# Task 2: A Sample of Owners
These files are not easy to use in their current chronological arrangement, though having them in a large system like GBQ will solve a lot of our problems. Nevertheless, it’ll be convenient to have a local sample of owners to do work. 
This task asks you to generate a file of owners where the file contains every record for each owner. There will be more than one owner in the file, and I do not want you to include card_no==3, which is the code for non-owners. The size of the sample is up to you, but I’d recommend shooting for a sample that’s around 250 MB. That’s big enough to be rich, but small enough to be fast. Ish.

Deliverable
A python script that handles the following tasks: 
1.	Connects to your GBQ instance.
2.	Builds a list of owners. 
3.	Takes a sample of the owners. 
4.	Extracts all records associated with those owners and writes them to a local text file. 
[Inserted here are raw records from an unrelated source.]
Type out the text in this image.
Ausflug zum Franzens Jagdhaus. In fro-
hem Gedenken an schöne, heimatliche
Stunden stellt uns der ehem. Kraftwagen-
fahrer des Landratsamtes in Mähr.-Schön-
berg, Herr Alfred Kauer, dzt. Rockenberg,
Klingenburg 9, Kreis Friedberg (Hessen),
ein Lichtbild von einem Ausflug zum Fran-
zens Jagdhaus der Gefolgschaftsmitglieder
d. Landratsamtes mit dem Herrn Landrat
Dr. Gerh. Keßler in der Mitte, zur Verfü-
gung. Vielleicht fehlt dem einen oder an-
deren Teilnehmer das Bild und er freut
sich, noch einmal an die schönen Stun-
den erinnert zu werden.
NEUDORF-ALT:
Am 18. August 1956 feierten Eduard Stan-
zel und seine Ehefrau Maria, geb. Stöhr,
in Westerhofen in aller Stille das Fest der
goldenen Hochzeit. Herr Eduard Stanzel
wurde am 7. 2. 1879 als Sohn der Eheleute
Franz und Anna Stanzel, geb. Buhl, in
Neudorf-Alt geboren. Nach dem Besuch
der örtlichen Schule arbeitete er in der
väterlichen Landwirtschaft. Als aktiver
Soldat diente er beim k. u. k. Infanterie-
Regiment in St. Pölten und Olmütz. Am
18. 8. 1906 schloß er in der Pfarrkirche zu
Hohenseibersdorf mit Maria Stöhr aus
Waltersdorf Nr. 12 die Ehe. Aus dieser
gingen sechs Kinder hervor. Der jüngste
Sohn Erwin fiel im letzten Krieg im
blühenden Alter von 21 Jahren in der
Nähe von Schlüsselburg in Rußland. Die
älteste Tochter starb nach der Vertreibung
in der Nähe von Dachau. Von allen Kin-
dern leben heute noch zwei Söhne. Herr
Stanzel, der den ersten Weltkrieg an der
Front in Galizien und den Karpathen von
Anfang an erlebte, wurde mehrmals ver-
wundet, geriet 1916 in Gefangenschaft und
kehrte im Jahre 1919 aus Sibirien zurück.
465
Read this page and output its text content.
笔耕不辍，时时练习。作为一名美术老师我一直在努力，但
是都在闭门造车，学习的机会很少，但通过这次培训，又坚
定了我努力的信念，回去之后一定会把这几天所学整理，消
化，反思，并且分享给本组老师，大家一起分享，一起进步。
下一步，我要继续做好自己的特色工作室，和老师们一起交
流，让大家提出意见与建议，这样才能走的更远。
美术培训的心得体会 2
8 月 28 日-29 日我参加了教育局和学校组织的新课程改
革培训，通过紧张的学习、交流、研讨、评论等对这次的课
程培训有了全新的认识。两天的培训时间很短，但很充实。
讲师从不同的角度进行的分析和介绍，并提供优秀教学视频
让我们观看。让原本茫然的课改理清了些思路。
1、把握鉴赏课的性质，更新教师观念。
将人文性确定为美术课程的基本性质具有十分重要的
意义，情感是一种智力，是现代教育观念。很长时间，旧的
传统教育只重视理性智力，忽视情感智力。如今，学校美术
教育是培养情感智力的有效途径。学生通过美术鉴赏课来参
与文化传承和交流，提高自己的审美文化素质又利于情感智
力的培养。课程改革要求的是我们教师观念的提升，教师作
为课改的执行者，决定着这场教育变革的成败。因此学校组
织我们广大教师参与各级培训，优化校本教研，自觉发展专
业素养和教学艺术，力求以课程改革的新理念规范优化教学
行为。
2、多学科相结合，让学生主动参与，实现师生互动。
You’ll submit your code carrying out the steps. 

In [1]:
import os
import re
import datetime 

import pandas as pd
import numpy as np
import matplotlib.pyplot as plt
import pandas_gbq
import janitor

# Do our imports for the code
from google.cloud import bigquery
from google.oauth2 import service_account

# GBQ Set-up

In [2]:
# These first two values will be different on your machine. 
service_path = "C:\\Users\\jshay\\OneDrive\\Documents\\Applied Data Analytics\\Wedge\\"
service_file = 'umt-msba-gg-key.json'
gbq_proj_id = 'umt-msba'
dataset_id = 'transactions'

# And this should stay the same. 
private_key =service_path + service_file

In [3]:
# Now we pass in our credentials so that Python has permission to access our project.
credentials = service_account.Credentials.from_service_account_file(service_path + service_file)

In [4]:
# And finally we establish our connection
client = bigquery.Client(credentials = credentials, project=gbq_proj_id)

In [5]:
for item in client.list_datasets() : 
    print(item.full_dataset_id)

umt-msba:dram_shop
umt-msba:transactions
umt-msba:wedge_example
umt-msba:wedge_transactions


# Build Owner List/Extract All Records

In [6]:
#SQL Query 
ownerq1 = """
    SELECT DISTINCT(card_no) AS dc
    FROM `umt-msba.transactions.transArchive_*`
    WHERE card_no != 3
"""

owners_list = pandas_gbq.read_gbq(ownerq1,project_id = gbq_proj_id)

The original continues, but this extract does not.